El corazón se le encogió en el pecho. Pero cuando el joven se volvió y la descubrió en el umbral, se ruborizó con gesto culpable.
– Os suplico me perdonéis, lady Grant -dijo-. Sé que es vuestra amiga.
– Te refieres a Lottie, supongo -adivinó Joanna, haciendo a un lado sus propias preocupaciones-. ¿Qué ha pasado? ¿Dónde está?
– Abajo, en el puerto.
– Dios mío… ¿se ha escapado con alguno de los marineros?
– Se ha fugado con John Hagan -explicó Dev, sombrío-. Y con el tesoro de Ware -se pasó una mano por su espeso cabello rubio, dejándoselo en punta-. Que el diablo se la lleve -y añadió con tono triste-: Jamás llegué a creerme que me amaba. ¡Fui yo quien le dijo que todo había terminado! ¡Pero ahora resulta que fue ella quien me engañó!
– No juréis en presencia de una dama, señor Devlin -le reconvino Frazer, desaprobador-. Lo que no quita que la señora Cummings sea la mujer más descarada e inmoral que conozco.
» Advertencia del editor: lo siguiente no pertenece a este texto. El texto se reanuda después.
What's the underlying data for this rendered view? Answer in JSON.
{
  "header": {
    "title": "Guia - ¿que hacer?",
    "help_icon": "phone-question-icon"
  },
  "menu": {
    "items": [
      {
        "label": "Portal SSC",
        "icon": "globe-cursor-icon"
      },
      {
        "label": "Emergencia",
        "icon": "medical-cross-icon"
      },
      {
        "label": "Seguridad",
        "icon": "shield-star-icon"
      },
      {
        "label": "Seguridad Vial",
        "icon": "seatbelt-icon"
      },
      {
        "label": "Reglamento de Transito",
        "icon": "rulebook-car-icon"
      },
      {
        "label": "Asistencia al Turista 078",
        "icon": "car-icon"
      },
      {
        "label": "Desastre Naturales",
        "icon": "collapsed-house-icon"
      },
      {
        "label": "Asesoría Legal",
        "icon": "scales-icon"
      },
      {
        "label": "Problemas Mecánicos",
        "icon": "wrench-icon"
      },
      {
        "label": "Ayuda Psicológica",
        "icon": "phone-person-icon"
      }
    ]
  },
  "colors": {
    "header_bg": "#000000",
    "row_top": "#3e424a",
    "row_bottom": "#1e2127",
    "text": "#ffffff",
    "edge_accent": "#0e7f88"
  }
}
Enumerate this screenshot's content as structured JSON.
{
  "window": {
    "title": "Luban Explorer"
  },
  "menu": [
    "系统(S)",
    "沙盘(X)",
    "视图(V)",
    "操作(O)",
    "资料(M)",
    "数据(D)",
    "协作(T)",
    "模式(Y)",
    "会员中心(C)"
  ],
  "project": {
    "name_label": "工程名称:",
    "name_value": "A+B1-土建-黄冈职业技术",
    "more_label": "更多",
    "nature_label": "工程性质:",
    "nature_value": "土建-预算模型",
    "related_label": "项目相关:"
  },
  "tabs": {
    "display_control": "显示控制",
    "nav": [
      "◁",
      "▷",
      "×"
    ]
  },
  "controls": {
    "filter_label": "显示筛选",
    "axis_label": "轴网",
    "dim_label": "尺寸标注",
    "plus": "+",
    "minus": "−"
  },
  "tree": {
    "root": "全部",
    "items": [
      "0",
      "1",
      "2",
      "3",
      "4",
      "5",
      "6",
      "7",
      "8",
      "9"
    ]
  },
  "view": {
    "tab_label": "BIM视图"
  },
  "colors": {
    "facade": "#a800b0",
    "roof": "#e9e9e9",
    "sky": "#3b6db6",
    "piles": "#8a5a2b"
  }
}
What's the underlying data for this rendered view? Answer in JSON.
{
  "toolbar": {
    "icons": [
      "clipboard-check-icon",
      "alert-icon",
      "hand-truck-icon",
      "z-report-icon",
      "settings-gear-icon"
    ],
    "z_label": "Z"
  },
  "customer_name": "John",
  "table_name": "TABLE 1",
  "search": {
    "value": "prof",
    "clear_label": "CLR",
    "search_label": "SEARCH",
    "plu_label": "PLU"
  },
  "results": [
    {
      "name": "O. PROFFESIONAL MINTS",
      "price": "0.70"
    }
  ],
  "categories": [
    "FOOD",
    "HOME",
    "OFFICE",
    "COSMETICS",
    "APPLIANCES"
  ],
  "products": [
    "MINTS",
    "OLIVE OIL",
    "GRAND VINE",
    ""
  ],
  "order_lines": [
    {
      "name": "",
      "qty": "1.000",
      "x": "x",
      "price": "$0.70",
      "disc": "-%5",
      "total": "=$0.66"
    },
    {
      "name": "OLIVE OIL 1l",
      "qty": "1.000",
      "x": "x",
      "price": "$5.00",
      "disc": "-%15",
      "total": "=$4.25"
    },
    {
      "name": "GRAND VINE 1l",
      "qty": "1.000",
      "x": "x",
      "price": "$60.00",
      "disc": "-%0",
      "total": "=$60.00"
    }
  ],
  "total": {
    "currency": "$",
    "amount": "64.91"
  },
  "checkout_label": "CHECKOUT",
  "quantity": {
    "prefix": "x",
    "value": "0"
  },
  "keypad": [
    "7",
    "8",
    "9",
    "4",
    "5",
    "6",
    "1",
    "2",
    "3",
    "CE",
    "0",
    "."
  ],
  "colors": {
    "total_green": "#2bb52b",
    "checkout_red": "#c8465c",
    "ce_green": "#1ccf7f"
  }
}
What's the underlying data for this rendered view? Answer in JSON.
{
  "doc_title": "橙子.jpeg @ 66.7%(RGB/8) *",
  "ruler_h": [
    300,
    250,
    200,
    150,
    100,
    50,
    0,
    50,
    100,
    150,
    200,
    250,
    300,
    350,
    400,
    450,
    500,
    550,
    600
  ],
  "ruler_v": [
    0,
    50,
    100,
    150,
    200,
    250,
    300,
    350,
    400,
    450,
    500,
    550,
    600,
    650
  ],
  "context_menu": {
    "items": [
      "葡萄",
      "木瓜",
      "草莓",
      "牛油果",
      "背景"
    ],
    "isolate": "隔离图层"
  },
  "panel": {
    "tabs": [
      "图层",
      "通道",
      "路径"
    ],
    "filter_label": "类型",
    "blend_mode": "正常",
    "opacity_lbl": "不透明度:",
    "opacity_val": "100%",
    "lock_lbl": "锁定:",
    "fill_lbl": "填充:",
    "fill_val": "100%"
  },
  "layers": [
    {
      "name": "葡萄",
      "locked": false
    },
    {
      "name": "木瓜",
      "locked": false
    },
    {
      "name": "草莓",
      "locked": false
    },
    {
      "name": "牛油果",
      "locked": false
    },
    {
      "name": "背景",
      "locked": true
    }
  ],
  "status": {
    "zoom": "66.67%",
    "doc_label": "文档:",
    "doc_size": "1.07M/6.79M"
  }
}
– Necesito entender qué es lo que ha pasado -dijo Joanna, sentándose-. ¿Qué está haciendo aquí John Hagan? ¿Cómo ha llegado hasta aquí? ¿Y cómo… -frunció el ceño, extrañada- cómo sabía lo del tesoro?
Dev se puso aún más colorado.
– Lottie debió de contárselo -musitó antes de secarse la cara con una toalla-. Ella… me persuadió… de que le enseñara el mapa del tesoro cuando estábamos en Londres.